In their third year, students experience two advanced integration weeks. They explore topics that interest them in breakout workshops and discuss in their LIFE Community experiences that were encouraging and challenging from their clinical years. A typical schedule for a student in one of these advanced integration weeks might look like Figure 2. Themes explored during these weeks vary but include delivery of whole person care and God and human suffering.

The third year of medical school begins in May, which is two months earlier than the old curriculum called for, and is organized into two halves. The first half is focused on primary care specialties: family medicine, internal medicine, and pediatrics. The second half encompasses brain health (an integrated neurology and psychiatry rotation), obstetrics and gynecology, and surgery. Each student has two electives in the third year, allowing for dedicated time toward career exploration.

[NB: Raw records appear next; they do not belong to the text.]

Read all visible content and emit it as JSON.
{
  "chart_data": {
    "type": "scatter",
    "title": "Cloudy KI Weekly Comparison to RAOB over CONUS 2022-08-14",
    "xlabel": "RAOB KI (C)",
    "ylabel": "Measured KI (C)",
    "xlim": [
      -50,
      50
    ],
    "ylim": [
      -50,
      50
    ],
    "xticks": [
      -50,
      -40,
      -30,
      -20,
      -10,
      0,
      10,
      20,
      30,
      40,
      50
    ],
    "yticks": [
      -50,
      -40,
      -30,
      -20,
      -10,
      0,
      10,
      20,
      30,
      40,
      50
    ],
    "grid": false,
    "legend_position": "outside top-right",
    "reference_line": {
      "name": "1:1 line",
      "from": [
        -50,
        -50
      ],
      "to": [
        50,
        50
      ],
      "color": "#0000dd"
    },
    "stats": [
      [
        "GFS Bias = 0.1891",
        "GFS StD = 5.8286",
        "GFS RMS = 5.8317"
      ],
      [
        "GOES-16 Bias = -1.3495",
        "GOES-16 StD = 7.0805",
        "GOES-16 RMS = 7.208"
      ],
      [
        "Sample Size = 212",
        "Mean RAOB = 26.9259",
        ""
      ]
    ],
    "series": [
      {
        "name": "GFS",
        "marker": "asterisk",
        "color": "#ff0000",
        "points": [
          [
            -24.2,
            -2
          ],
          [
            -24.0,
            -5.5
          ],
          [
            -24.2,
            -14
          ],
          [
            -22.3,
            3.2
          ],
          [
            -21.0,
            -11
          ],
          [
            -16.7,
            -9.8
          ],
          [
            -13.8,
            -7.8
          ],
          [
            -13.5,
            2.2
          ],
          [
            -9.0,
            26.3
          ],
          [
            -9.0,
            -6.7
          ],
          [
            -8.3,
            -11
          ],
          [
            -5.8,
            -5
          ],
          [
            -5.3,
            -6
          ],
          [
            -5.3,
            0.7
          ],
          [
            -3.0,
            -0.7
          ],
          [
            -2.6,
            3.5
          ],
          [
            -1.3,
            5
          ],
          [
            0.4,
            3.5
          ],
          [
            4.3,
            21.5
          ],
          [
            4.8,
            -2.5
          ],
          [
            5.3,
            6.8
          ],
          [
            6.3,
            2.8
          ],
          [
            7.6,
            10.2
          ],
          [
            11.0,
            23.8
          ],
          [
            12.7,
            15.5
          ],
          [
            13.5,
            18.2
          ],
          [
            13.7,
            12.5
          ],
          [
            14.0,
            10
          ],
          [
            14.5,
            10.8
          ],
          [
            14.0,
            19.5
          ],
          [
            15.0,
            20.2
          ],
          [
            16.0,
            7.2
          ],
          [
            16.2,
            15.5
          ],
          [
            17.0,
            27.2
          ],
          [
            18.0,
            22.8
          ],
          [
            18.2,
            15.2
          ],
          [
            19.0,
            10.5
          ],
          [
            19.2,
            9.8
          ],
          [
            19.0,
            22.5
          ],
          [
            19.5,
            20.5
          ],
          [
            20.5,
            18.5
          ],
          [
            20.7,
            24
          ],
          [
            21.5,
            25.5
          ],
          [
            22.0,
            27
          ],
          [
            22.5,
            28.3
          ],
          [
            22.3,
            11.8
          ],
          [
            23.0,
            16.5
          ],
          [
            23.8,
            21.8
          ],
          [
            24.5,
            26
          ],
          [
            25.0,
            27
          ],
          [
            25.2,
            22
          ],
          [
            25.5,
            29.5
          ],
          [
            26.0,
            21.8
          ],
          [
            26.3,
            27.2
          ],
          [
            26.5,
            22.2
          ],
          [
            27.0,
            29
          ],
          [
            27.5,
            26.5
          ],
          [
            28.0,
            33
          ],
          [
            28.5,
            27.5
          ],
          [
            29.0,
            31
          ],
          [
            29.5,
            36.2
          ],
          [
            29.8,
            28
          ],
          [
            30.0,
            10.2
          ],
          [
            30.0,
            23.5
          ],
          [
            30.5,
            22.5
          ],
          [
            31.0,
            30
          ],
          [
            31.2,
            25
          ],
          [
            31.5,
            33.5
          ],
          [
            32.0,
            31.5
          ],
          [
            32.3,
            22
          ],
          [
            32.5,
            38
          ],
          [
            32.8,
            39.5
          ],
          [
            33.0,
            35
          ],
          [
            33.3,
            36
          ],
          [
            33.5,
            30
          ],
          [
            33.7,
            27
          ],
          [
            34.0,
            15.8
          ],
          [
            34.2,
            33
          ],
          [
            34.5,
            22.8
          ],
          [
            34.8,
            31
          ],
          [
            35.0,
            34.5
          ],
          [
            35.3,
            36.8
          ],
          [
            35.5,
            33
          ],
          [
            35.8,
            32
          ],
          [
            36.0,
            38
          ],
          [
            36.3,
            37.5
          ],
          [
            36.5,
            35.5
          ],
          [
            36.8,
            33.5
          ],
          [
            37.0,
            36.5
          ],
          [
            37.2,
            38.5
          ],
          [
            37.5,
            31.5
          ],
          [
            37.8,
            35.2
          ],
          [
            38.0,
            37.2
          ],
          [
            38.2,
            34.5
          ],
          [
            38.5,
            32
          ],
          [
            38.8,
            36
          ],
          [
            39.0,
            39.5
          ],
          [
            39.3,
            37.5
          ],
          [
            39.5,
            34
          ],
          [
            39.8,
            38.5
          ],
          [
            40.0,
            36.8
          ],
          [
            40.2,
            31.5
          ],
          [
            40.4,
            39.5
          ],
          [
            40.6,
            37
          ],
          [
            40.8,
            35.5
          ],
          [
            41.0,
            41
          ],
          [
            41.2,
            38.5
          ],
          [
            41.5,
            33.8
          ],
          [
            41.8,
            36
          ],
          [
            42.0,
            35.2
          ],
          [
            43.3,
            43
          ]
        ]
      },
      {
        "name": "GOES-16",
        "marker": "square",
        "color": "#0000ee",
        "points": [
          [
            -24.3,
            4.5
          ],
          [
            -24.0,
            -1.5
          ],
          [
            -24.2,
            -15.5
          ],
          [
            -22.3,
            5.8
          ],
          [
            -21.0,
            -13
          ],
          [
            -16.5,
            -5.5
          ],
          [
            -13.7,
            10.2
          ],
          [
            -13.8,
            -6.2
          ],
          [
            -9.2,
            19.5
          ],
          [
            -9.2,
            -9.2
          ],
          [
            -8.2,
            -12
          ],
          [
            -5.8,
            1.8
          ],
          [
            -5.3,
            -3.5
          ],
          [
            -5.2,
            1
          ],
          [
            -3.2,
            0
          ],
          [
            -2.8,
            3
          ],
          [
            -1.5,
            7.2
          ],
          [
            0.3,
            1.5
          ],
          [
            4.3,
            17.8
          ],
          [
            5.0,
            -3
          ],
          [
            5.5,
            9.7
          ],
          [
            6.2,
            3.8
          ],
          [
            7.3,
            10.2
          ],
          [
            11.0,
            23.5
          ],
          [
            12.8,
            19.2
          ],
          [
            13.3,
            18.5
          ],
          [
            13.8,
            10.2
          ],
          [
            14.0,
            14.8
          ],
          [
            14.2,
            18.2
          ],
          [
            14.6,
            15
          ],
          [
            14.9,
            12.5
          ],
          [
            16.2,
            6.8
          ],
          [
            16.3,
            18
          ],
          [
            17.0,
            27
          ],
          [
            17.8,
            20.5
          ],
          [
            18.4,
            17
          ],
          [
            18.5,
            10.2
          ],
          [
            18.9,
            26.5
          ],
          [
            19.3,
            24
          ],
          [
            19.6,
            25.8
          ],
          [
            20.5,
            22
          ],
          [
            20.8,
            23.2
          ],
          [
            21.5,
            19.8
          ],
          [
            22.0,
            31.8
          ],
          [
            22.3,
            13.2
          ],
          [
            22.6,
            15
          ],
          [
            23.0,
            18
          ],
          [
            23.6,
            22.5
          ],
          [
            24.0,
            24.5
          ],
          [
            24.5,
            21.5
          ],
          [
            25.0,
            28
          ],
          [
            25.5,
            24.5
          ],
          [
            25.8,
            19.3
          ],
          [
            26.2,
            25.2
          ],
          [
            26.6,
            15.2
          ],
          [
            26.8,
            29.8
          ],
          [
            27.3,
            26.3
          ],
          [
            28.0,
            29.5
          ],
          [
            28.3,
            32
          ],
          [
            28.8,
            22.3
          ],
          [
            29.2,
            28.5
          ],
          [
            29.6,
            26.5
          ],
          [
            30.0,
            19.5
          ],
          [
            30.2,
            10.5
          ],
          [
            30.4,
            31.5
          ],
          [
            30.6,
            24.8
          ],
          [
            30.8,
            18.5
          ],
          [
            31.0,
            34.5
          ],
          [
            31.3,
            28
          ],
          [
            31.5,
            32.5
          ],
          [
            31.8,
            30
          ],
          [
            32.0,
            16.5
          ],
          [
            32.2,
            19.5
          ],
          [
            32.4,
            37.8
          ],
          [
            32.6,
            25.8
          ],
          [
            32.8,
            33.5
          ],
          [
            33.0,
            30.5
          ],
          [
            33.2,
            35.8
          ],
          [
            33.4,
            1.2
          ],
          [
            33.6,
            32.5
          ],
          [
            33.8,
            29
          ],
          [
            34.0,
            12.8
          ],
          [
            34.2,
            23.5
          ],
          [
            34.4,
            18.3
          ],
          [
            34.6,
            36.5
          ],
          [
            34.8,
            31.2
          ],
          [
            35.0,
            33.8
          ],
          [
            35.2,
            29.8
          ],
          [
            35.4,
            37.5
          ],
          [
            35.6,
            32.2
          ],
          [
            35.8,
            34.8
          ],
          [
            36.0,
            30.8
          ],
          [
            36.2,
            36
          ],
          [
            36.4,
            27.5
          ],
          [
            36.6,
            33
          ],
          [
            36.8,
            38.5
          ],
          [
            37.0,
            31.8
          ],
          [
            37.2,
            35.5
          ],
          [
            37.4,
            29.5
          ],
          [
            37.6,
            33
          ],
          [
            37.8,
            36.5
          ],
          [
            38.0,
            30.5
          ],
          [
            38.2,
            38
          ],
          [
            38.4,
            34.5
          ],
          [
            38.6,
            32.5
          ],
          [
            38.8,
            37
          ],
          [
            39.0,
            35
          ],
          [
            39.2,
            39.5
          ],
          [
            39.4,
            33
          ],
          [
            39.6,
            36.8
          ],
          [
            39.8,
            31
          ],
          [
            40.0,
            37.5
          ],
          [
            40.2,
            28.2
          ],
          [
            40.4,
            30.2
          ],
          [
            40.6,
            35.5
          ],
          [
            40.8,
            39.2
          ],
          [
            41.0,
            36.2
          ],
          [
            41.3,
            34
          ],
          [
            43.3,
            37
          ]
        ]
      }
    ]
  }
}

The fourth year of medical school allows for capstone experiences designed to prepare students for residency. Each student completes a sub-internship, an intensive care rotation, an emergency medicine rotation, four weeks of surgery or medicine selectives, and a public health/preventive medicine rotation, which includes a motivational interviewing OSCE and a quality improvement project, in addition to 18 weeks of electives.
The School of Medicine has recently partnered with Kettering Health Network in Dayton, Ohio, and AdventHealth in Orlando, Florida, to develop regional campuses that will continue to provide our students with outstanding opportunities for patient care and clinical education. Students accepted into these tracks will complete their first two years of medical school in Loma Linda and then move to Kettering or Orlando to complete their clinical education.
Outcomes of the Discovery Curriculum, including Step 1, Step 2, performance on the California Consortium for the Assessment of Clinical Competence exam, residency match, and alumni surveys have remained strong and are areas we continue to monitor. Alumni have been integral in the support of our students, providing scholarships, support for students to participate in international missions, and offering housing and support for away rotations. Thank you for your support of our amazing medical students!
Endnotes
- Schumacher, Daniel J. et al. “Developing the master learner: applying learning theory to the learner, the teacher, and the learning environment.” Academic Medicine: Journal of the Association of American Medical Colleges vol. 88, 11 (2013): 1635-45.
Dr. Shankel is board certified in internal medicine and general pediatrics. She serves as senior associate dean for medical student education for LLUSM.